La Grèce a signé lundi un accord avec un consortium dirigé par la compagnie américaine Chevron pour l'exploration d'hydrocarbures dans quatre zones maritimes au large de la péninsule du Péloponnèse et de l'île de Crète.
Les contrats de concession pour quatre zones marines au sud de la Crète et du Péloponnèse ont été signés, le consortium Chevron-Helleniq Energy prenant en charge l'exécution du nouveau programme d'exploration des hydrocarbures.
L'accord vise à exploiter des réserves potentielles de gaz naturel en Méditerranée orientale, tout en renforçant la position géostratégique et l'indépendance énergétique de la Grèce.
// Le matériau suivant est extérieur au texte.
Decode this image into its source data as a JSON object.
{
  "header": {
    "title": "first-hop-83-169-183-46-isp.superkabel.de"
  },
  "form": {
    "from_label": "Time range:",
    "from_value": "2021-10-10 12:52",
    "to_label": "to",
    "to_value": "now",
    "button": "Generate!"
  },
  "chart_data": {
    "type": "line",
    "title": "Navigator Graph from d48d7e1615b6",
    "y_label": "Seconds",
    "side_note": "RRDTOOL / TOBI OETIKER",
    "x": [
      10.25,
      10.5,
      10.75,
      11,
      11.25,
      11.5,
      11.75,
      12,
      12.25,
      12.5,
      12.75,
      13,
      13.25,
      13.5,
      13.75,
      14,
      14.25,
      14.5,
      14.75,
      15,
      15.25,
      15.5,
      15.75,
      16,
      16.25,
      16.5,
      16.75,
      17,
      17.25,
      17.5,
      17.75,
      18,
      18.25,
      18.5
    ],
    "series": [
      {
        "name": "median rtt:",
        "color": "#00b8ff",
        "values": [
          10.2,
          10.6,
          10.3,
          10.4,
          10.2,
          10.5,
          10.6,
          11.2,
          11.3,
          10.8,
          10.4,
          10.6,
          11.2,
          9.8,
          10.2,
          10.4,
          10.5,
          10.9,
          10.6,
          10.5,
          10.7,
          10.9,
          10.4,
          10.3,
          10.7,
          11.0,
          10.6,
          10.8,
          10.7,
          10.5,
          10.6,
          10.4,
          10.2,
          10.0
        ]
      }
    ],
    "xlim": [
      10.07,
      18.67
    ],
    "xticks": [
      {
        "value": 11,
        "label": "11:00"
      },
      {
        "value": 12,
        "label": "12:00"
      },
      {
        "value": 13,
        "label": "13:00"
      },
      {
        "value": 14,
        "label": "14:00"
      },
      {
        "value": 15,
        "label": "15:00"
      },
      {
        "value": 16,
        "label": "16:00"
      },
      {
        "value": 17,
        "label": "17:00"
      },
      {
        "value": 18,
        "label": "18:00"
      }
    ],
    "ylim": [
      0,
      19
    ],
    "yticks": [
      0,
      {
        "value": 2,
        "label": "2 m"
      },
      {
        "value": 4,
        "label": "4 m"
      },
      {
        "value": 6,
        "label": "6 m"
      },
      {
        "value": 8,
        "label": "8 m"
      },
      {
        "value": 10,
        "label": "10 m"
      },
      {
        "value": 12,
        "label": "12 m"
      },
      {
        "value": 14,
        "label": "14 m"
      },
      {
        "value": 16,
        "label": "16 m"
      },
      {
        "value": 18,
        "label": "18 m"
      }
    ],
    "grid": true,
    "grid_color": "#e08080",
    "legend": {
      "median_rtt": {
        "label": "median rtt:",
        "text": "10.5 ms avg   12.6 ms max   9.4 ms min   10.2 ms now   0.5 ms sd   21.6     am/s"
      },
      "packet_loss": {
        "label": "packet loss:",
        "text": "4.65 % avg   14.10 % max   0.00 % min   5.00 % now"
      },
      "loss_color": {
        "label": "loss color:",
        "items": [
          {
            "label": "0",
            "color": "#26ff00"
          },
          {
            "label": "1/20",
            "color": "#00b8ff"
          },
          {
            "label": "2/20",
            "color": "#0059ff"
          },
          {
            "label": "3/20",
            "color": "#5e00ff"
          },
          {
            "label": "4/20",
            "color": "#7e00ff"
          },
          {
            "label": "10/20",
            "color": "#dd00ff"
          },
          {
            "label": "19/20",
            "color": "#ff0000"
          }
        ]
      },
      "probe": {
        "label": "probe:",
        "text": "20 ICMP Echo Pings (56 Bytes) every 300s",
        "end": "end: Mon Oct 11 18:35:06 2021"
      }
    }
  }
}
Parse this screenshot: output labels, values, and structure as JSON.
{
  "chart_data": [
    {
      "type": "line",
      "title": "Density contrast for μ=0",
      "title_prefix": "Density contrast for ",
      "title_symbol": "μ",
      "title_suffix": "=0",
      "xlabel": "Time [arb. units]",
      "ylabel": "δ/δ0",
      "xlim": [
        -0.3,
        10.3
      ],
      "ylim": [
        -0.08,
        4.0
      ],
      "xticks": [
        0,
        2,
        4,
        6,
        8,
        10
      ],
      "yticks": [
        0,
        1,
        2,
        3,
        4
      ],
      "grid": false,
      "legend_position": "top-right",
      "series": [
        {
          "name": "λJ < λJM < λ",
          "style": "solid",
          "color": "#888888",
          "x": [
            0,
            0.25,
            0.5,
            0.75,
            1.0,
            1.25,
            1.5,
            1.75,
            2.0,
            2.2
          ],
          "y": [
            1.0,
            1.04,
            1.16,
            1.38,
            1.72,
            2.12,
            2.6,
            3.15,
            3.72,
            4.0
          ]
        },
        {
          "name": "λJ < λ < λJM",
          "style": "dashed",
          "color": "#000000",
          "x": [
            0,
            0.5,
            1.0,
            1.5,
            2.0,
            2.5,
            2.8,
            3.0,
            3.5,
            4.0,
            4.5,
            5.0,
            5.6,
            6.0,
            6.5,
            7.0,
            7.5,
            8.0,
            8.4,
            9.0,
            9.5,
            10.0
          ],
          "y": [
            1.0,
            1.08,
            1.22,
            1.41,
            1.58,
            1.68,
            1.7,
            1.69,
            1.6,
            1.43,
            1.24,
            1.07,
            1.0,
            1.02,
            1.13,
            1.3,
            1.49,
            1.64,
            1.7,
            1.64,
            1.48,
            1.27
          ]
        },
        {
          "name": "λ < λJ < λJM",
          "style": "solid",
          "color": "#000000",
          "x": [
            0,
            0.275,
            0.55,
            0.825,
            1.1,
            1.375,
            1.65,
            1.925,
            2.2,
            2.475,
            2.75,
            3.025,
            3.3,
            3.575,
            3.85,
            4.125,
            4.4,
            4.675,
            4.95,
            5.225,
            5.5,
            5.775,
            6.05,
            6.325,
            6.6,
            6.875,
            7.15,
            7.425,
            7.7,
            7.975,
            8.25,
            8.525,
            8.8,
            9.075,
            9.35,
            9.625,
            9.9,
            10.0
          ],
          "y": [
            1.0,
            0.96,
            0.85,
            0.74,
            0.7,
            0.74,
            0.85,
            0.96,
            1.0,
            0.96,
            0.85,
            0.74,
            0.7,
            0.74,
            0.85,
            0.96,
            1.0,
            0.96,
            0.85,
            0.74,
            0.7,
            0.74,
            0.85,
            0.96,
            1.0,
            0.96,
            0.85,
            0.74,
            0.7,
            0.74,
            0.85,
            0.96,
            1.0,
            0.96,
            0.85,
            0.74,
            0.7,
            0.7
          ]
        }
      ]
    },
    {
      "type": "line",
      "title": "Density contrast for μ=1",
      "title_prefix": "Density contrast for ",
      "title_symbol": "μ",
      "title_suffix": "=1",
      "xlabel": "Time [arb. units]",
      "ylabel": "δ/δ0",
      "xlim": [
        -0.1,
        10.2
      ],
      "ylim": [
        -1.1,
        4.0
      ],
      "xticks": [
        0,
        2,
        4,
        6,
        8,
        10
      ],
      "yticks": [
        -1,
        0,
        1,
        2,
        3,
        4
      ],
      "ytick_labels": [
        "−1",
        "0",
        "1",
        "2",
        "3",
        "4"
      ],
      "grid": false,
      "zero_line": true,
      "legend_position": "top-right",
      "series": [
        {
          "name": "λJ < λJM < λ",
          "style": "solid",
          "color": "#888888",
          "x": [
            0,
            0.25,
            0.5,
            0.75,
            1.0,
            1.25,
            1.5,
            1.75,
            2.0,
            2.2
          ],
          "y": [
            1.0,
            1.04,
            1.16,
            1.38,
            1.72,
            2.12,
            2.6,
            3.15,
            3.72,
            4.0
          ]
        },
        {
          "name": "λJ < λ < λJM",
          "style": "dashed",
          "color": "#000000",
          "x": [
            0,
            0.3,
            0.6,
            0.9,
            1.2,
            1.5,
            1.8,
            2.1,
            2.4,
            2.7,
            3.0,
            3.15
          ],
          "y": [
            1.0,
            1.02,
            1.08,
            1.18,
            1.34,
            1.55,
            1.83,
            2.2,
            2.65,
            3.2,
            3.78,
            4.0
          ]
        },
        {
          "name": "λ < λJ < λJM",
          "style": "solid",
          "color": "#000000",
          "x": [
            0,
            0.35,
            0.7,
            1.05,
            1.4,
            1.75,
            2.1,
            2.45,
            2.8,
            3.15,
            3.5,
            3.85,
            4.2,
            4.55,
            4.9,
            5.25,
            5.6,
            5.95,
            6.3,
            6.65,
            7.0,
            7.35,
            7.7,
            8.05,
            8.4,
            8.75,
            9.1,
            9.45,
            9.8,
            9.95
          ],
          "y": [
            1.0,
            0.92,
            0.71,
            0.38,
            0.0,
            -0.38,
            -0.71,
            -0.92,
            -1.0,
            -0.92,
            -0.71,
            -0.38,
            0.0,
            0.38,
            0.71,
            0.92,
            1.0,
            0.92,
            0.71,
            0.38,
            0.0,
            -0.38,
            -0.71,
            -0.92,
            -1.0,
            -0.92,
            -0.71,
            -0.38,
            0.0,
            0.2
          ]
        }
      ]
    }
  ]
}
Environ 40 % de la valeur des hydrocarbures produits doivent revenir à l'État grec, en fonction de la taille des gisements et de la production.
L'ambassadrice des États-Unis en Grèce, Kimberly Guilfoyle, a qualifié l'accord de "nouvelle étape importante dans l'émergence de la Grèce en tant que centre énergétique et un jalon dans la coopération continue entre les États-Unis d'Amérique et la Grèce".
"Une très bonne alternative au gaz russe"
"Grâce à cet accord, la superficie (qui sera explorée) va passer à 94.000 km2, soit presque le double de la superficie du pays actuellement disponible pour l'exploration", a ajouté le Premier ministre, ajoutant qu'"il ne s'agit pas seulement d'un accord, mais d'un énorme coup de pouce à notre stratégie".
Parallèlement, la Grèce a signé en novembre, en marge de la conférence annuelle du Partenariat pour la Coopération Énergétique Transatlantique (P-TEC), un mémorandum avec des entreprises américaines prévoyant d'augmenter les flux de Gaz naturel liquéfié (GNL) vers les terminaux grecs pour les acheminer par un corridor vertical dans toute la région jusqu'à l'Ukraine.
"La Grèce dispose déjà des infrastructures nécessaires pour aider ses voisins à accéder au gaz et nous sommes convaincus que ce corridor vertical constituera une très bonne alternative au gaz russe", a de son côté déclaré le ministre grec de l'Énergie, Stavros Papastavrou.
Alors que la relation transatlantique est mise à mal depuis le retour de Donald Trump à la tête des États-Unis, le chef du gouvernement conservateur a également souligné que cet accord "témoigne de la solidité des relations stratégiques entre la Grèce et les États-Unis".
Le ministre a évoqué la stratégie énergétique globale du pays, notant qu'au cours des cinq dernières années, les ressources consacrées aux infrastructures ont été multipliées par cinq par rapport à la décennie précédente, l'accent étant mis sur les interconnexions, l'expansion continue des réseaux et le développement parallèle des sources d'énergie renouvelables.
"D'importateur net d'énergie, notre pays devient exportateur net", a-t-il déclaré, ajoutant que la Grèce est en train de devenir un producteur potentiel de gaz naturel "pour le bénéfice des Grecs et des Européens, pour le bénéfice des générations futures".
L'accord entre Chevron et Helleniq Energy, dans lequel l'État grec possède des parts, doit être ratifié par le Parlement au mois de mars et les premières explorations ne devraient pas avoir lieu avant la fin de l'année 2026, selon la chaîne de télévision publique Ert.